Despite this, trout continue to feed as their optimum temperature is in the mid-teens. Most waters are now low or very low which should make it easier to find fish but not necessarily easier to catch.

A cautious approach is needed to avoid spooking fish in any conditions but never more so than when the water is low and clear.

Check the water for fish well before you get near the water and always stay off the skyline if possible. I spooked a trout on the Taieri recently and I was about 50 metres from it, you cannot be too careful.

Even if you cannot see fish it does not mean that there are none there. I remember fishing a small stream in the late afternoon and hardly seeing a fish but when the light started to fade in the evening there were a number of very good fish rising which helped save an otherwise unproductive day for me.

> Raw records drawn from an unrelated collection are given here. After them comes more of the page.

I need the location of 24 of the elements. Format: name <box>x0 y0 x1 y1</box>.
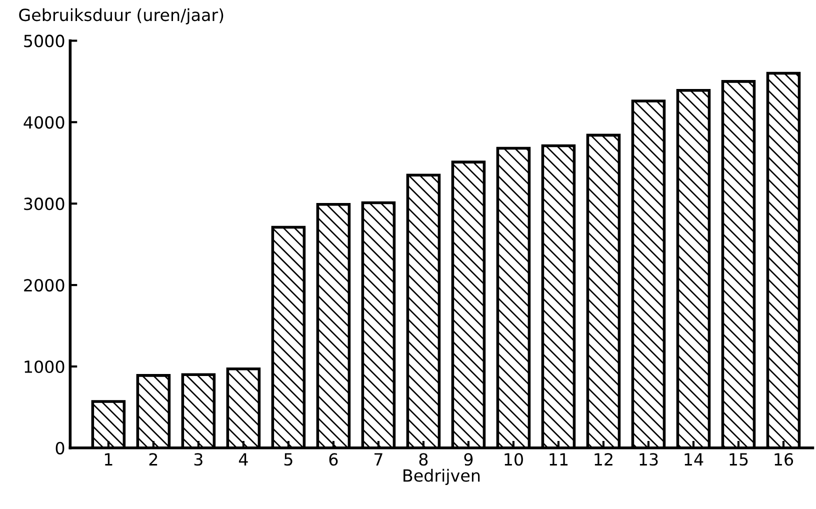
x-tick-label: 14 <box>684 453 704 466</box>
x-axis-title: Bedrijven <box>404 468 480 486</box>
y-tick-label: 0 <box>56 442 64 454</box>
x-tick-label: 9 <box>464 453 473 466</box>
x-tick-label: 16 <box>774 453 794 466</box>
x-tick-label: 13 <box>640 453 658 466</box>
y-tick-label: 5000 <box>24 34 64 48</box>
x-tick-label: 12 <box>594 453 612 466</box>
y-tick-label: 3000 <box>24 198 64 210</box>
x-tick-label: 6 <box>329 453 338 466</box>
x-tick-label: 3 <box>194 453 202 466</box>
x-tick-label: 4 <box>238 453 248 466</box>
x-tick-label: 8 <box>419 453 428 466</box>
x-tick-label: 5 <box>284 453 292 466</box>
x-tick-label: 7 <box>374 453 382 466</box>
y-tick-label: 4000 <box>24 116 64 129</box>
x-tick-label: 11 <box>550 453 568 466</box>
x-tick-label: 1 <box>104 453 112 466</box>
x-tick-label: 10 <box>504 453 523 466</box>
y-tick-label: 1000 <box>24 360 64 374</box>
x-tick-label: 2 <box>149 453 158 466</box>
y-tick-label: 2000 <box>24 279 64 292</box>
y-axis-title: Gebruiksduur (uren/jaar) <box>19 8 224 24</box>
x-tick-label: 15 <box>730 453 748 466</box>
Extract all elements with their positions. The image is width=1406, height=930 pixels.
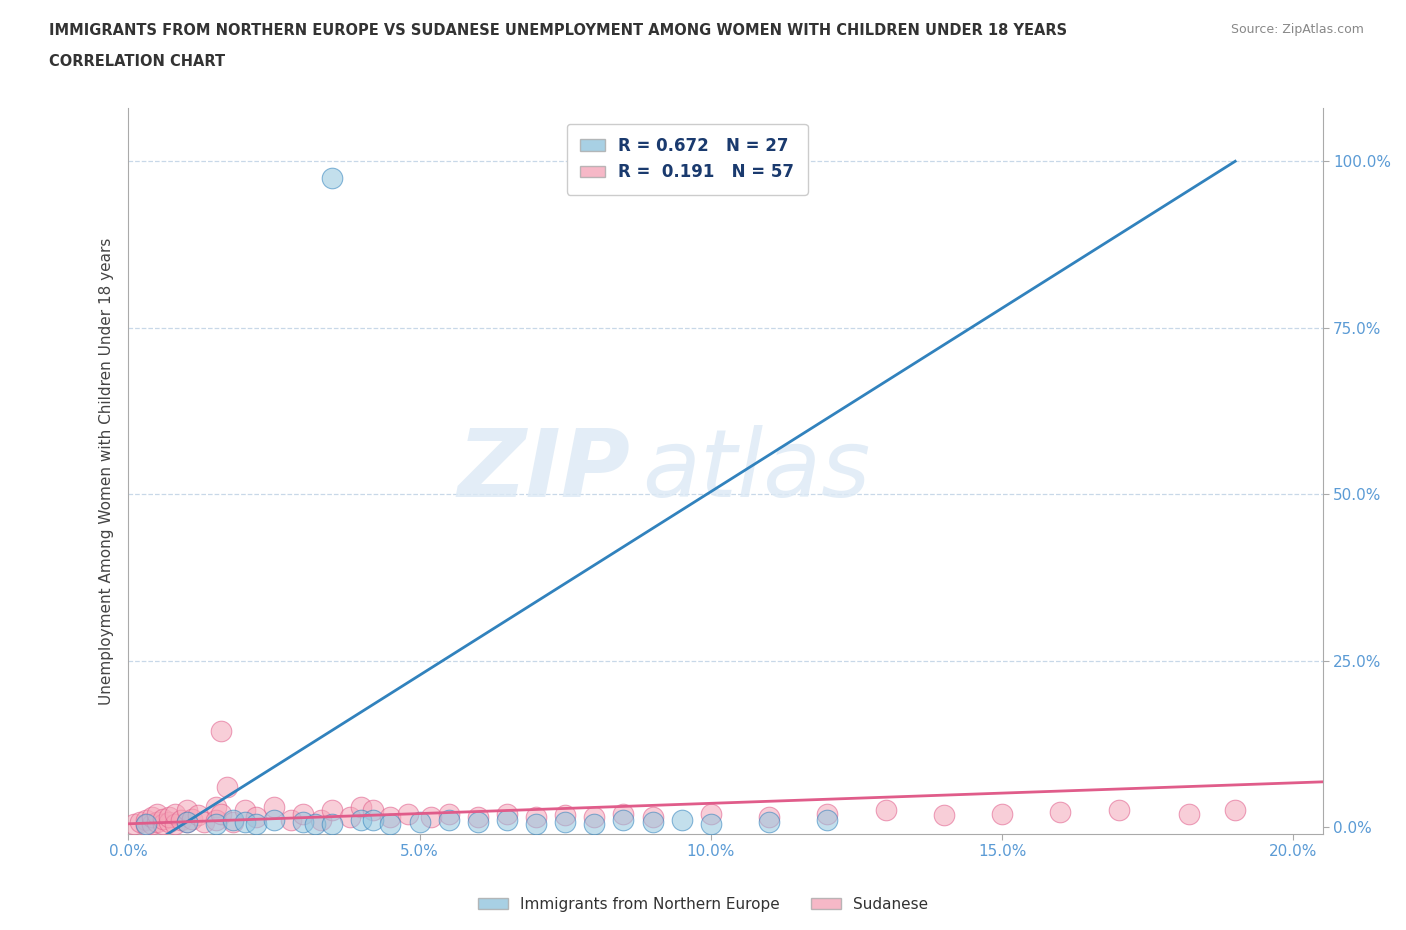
Point	[524, 817, 547, 831]
Point	[280, 813, 302, 828]
Text: Source: ZipAtlas.com: Source: ZipAtlas.com	[1230, 23, 1364, 36]
Point	[141, 817, 163, 831]
Point	[524, 810, 547, 825]
Point	[233, 815, 256, 830]
Point	[932, 807, 955, 822]
Point	[157, 815, 180, 830]
Point	[1177, 806, 1199, 821]
Point	[187, 807, 209, 822]
Text: IMMIGRANTS FROM NORTHERN EUROPE VS SUDANESE UNEMPLOYMENT AMONG WOMEN WITH CHILDR: IMMIGRANTS FROM NORTHERN EUROPE VS SUDAN…	[49, 23, 1067, 38]
Point	[321, 817, 343, 831]
Point	[141, 810, 163, 825]
Point	[350, 813, 373, 828]
Point	[204, 813, 226, 828]
Point	[211, 724, 233, 738]
Point	[309, 813, 332, 828]
Point	[583, 810, 606, 825]
Point	[875, 803, 897, 817]
Point	[163, 817, 186, 831]
Point	[321, 170, 343, 185]
Point	[671, 813, 693, 828]
Text: CORRELATION CHART: CORRELATION CHART	[49, 54, 225, 69]
Legend: R = 0.672   N = 27, R =  0.191   N = 57: R = 0.672 N = 27, R = 0.191 N = 57	[567, 124, 807, 194]
Point	[437, 813, 460, 828]
Point	[263, 813, 285, 828]
Point	[135, 813, 157, 828]
Point	[129, 815, 152, 830]
Point	[1108, 803, 1130, 817]
Point	[211, 806, 233, 821]
Point	[396, 806, 419, 821]
Point	[700, 817, 723, 831]
Point	[758, 810, 780, 825]
Point	[321, 803, 343, 817]
Point	[554, 807, 576, 822]
Point	[700, 806, 723, 821]
Point	[361, 803, 384, 817]
Point	[135, 817, 157, 832]
Point	[176, 815, 198, 830]
Point	[350, 800, 373, 815]
Text: ZIP: ZIP	[457, 425, 630, 517]
Point	[245, 810, 267, 825]
Point	[815, 813, 838, 828]
Point	[163, 806, 186, 821]
Point	[1049, 805, 1071, 820]
Point	[496, 813, 519, 828]
Text: atlas: atlas	[641, 425, 870, 516]
Point	[122, 817, 145, 831]
Point	[263, 800, 285, 815]
Point	[467, 815, 489, 830]
Legend: Immigrants from Northern Europe, Sudanese: Immigrants from Northern Europe, Sudanes…	[471, 891, 935, 918]
Point	[496, 806, 519, 821]
Point	[408, 815, 430, 830]
Point	[176, 803, 198, 817]
Point	[135, 817, 157, 831]
Point	[217, 779, 239, 794]
Point	[204, 800, 226, 815]
Point	[204, 817, 226, 831]
Point	[641, 815, 664, 830]
Point	[1225, 803, 1247, 817]
Point	[292, 815, 315, 830]
Point	[193, 815, 215, 830]
Point	[181, 812, 204, 827]
Point	[758, 815, 780, 830]
Point	[222, 815, 245, 830]
Point	[146, 815, 169, 830]
Point	[612, 806, 634, 821]
Point	[152, 812, 174, 827]
Point	[292, 806, 315, 821]
Point	[467, 810, 489, 825]
Point	[420, 810, 443, 825]
Point	[152, 817, 174, 831]
Point	[233, 803, 256, 817]
Point	[991, 806, 1014, 821]
Point	[157, 810, 180, 825]
Point	[815, 806, 838, 821]
Y-axis label: Unemployment Among Women with Children Under 18 years: Unemployment Among Women with Children U…	[100, 237, 114, 705]
Point	[339, 810, 361, 825]
Point	[583, 817, 606, 831]
Point	[612, 813, 634, 828]
Point	[170, 813, 193, 828]
Point	[176, 815, 198, 830]
Point	[245, 817, 267, 831]
Point	[554, 815, 576, 830]
Point	[146, 806, 169, 821]
Point	[304, 817, 326, 831]
Point	[222, 813, 245, 828]
Point	[437, 806, 460, 821]
Point	[380, 810, 402, 825]
Point	[380, 817, 402, 831]
Point	[361, 813, 384, 828]
Point	[641, 810, 664, 825]
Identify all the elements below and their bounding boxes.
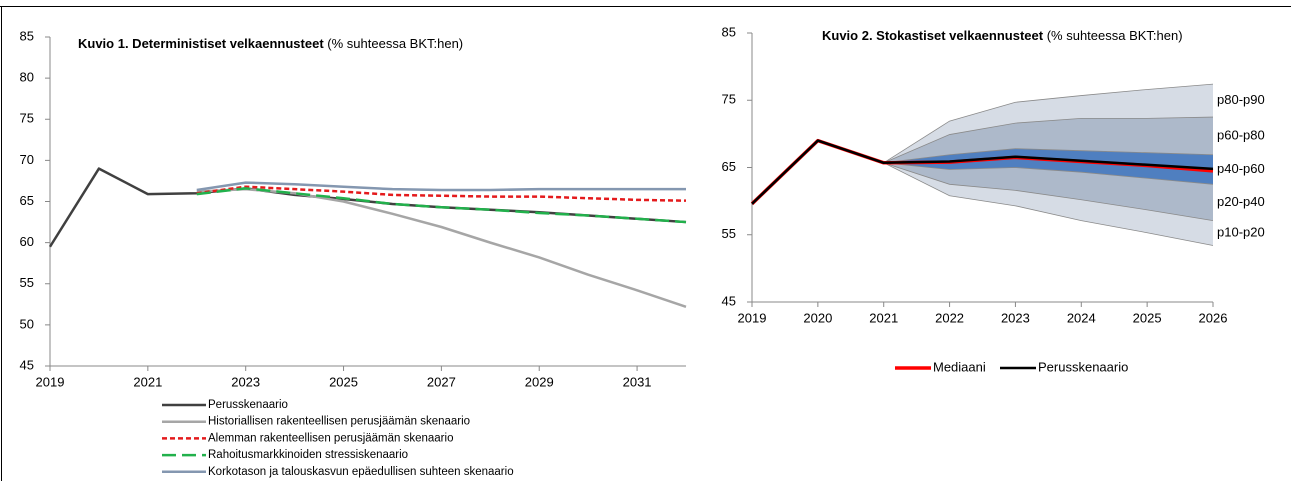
x-tick-label: 2029 xyxy=(525,374,554,389)
quantile-line xyxy=(883,83,1214,164)
y-tick-label: 70 xyxy=(20,152,34,167)
fan-band xyxy=(883,162,1213,221)
x-tick-label: 2023 xyxy=(231,374,260,389)
legend-label: Historiallisen rakenteellisen perusjäämä… xyxy=(208,416,470,428)
legend-label: Perusskenaario xyxy=(1038,359,1128,374)
x-tick-label: 2023 xyxy=(1001,310,1030,325)
y-tick-label: 65 xyxy=(722,159,736,174)
chart-title: Kuvio 2. Stokastiset velkaennusteet (% s… xyxy=(822,28,1183,43)
x-tick-label: 2026 xyxy=(1199,310,1228,325)
x-tick-label: 2020 xyxy=(803,310,832,325)
fan-band xyxy=(883,117,1213,163)
quantile-line xyxy=(883,116,1214,164)
title-unit: (% suhteessa BKT:hen) xyxy=(327,36,463,51)
y-tick-label: 60 xyxy=(20,234,34,249)
x-tick-label: 2019 xyxy=(36,374,65,389)
band-label: p60-p80 xyxy=(1217,127,1265,142)
chart-title: Kuvio 1. Deterministiset velkaennusteet … xyxy=(78,36,463,51)
legend-label: Korkotason ja talouskasvun epäedullisen … xyxy=(208,466,514,478)
x-tick-label: 2021 xyxy=(133,374,162,389)
quantile-line xyxy=(883,162,1214,246)
y-tick-label: 75 xyxy=(20,111,34,126)
y-tick-label: 85 xyxy=(722,24,736,39)
series-line xyxy=(196,187,687,224)
series-line xyxy=(196,181,686,192)
y-tick-label: 55 xyxy=(722,226,736,241)
x-tick-label: 2027 xyxy=(427,374,456,389)
quantile-line xyxy=(883,162,1214,222)
legend-label: Alemman rakenteellisen perusjäämän skena… xyxy=(208,432,453,444)
x-tick-label: 2022 xyxy=(935,310,964,325)
series-line xyxy=(196,185,687,202)
series-line xyxy=(751,139,1214,205)
x-tick-label: 2021 xyxy=(869,310,898,325)
quantile-line xyxy=(883,148,1214,164)
band-label: p40-p60 xyxy=(1217,161,1265,176)
legend-label: Perusskenaario xyxy=(208,399,288,411)
y-tick-label: 65 xyxy=(20,193,34,208)
title-main: Kuvio 1. Deterministiset velkaennusteet xyxy=(78,36,324,51)
x-tick-label: 2031 xyxy=(623,374,652,389)
band-label: p10-p20 xyxy=(1217,225,1265,240)
y-tick-label: 55 xyxy=(20,275,34,290)
x-tick-label: 2024 xyxy=(1067,310,1096,325)
title-main: Kuvio 2. Stokastiset velkaennusteet xyxy=(822,28,1044,43)
x-tick-label: 2019 xyxy=(738,310,767,325)
y-tick-label: 45 xyxy=(20,357,34,372)
quantile-line xyxy=(883,162,1214,185)
legend-label: Mediaani xyxy=(933,359,986,374)
fan-band xyxy=(883,84,1213,163)
y-tick-label: 80 xyxy=(20,70,34,85)
fan-band xyxy=(883,148,1213,185)
y-tick-label: 85 xyxy=(20,28,34,43)
fan-band xyxy=(883,162,1213,246)
y-tick-label: 75 xyxy=(722,92,736,107)
title-unit: (% suhteessa BKT:hen) xyxy=(1047,28,1183,43)
legend-label: Rahoitusmarkkinoiden stressiskenaario xyxy=(208,449,408,461)
x-tick-label: 2025 xyxy=(1133,310,1162,325)
band-label: p20-p40 xyxy=(1217,194,1265,209)
y-tick-label: 50 xyxy=(20,316,34,331)
x-tick-label: 2025 xyxy=(329,374,358,389)
y-tick-label: 45 xyxy=(722,293,736,308)
band-label: p80-p90 xyxy=(1217,92,1265,107)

Exploring a stream when it’s very low is a good exercise as it enables likely spots to be identified and remembered when fishing in higher water levels. Of course, low water levels also concentrate fish in what areas remain to feed and find cover as well as a good supply of oxygen when the water is warm.

On a couple of outings on the lower Taieri recently I have found trout in very shallow water but never far from cover.

I believe in moving slowly when fishing in such conditions but even then it was not slowly enough as I spooked quite a few. At times it pays just to stand and look and a trout will appear or in several cases they can be heard rising.

If you can trace the origin of the sound it is then a matter of getting a fly to them. This can be at the cost of losing a few flies but can be well worth the risk in the long run. Low water conditions often let you get near the whoppers that remain hidden for most of the season.

Talking of whoppers, I fished the Pomahaka mid-week and did not catch any but caught a few fish. It was a scorcher of a day, the water was low and still a little misty from the slip in one of the tributaries. It was calm all morning and spinners were falling on the water for a couple of hours. There were not many fish rising to them. I could not even get a fish to look at my spinner or an emerger but I did get a couple on the nymph.

In the afternoon it all changed — there were fish going flat out on willow grub and they were catchable, at least most of them, but there are always a few that banish the word infallible from the angler’s vocabulary.